What is XML? XML stands for Extensible Markup Language. So, just like HTML, XML is a markup language. A markup language is any language that is used to describe or define information and text. XML is not a substitute for HTML. It is to be used in conjunction with HTML.

HTML focuses on describing how data or text is supposed to be displayed. The XML language does something totally different. XML describes what the data is. So, XML is not something that is apparent on a web page, because it does not actually do anything. As information and data presented on the World Wide Web became more complex, XML was invented to effectively structure, store, and send this information.

What makes XML truly unique is that there are no predefined tags like we have with HTML. All of the tags used in HTML have already been defined, such as the paragraph tag, the header tag, and all the various style tags. XML is not defined. You can make your own tags!

So, the question is, why do we need XML? Why do we need a more versatile specification like XML to describe data? After all, HTML works fine if used properly, so why do we need XML? Well, the answer is simple. XML is a device independent, cross-platform language.

This is extremely important, because people are now using a wide variety of gadgets to connect to the internet, as almost every electronic device on the market now comes equipped with email and internet access.
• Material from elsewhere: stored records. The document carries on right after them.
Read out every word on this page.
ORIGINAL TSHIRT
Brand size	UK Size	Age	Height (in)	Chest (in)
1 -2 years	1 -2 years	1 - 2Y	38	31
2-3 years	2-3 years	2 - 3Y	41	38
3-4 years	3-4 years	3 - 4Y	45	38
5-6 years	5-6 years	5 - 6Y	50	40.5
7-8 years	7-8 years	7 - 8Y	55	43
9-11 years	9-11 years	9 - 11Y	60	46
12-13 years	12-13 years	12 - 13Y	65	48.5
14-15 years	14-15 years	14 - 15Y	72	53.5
Cell phones, palm tops, computers installed in automobiles, they all have built-in web access. Each of these devices display text and graphics differently, and utilize different platforms and a variety of web browsers.

As a result, someone using a cell phone to access a certain web site may not be able to view the data on that website properly because the browser running on that cell phone might not be able to properly display the HTML. The platforms that run on some of these newfangled products and devices are simply not 100% compatible with HTML.

XML solves this problem by making sure that the most important data on your website can be displayed across all of these different platforms. This is what makes XML so valuable. The other important features of XML is that it enables data to be exchanged between incompatible systems, and because XML files are plain text files, basically anyone using any system can view the contents of the text file.

So, if you are a programmer, you need to learn to use XML for describing, storing, and sending data on the web. With so many different means available to connect to the internet, you should learn to use programming languages like XML.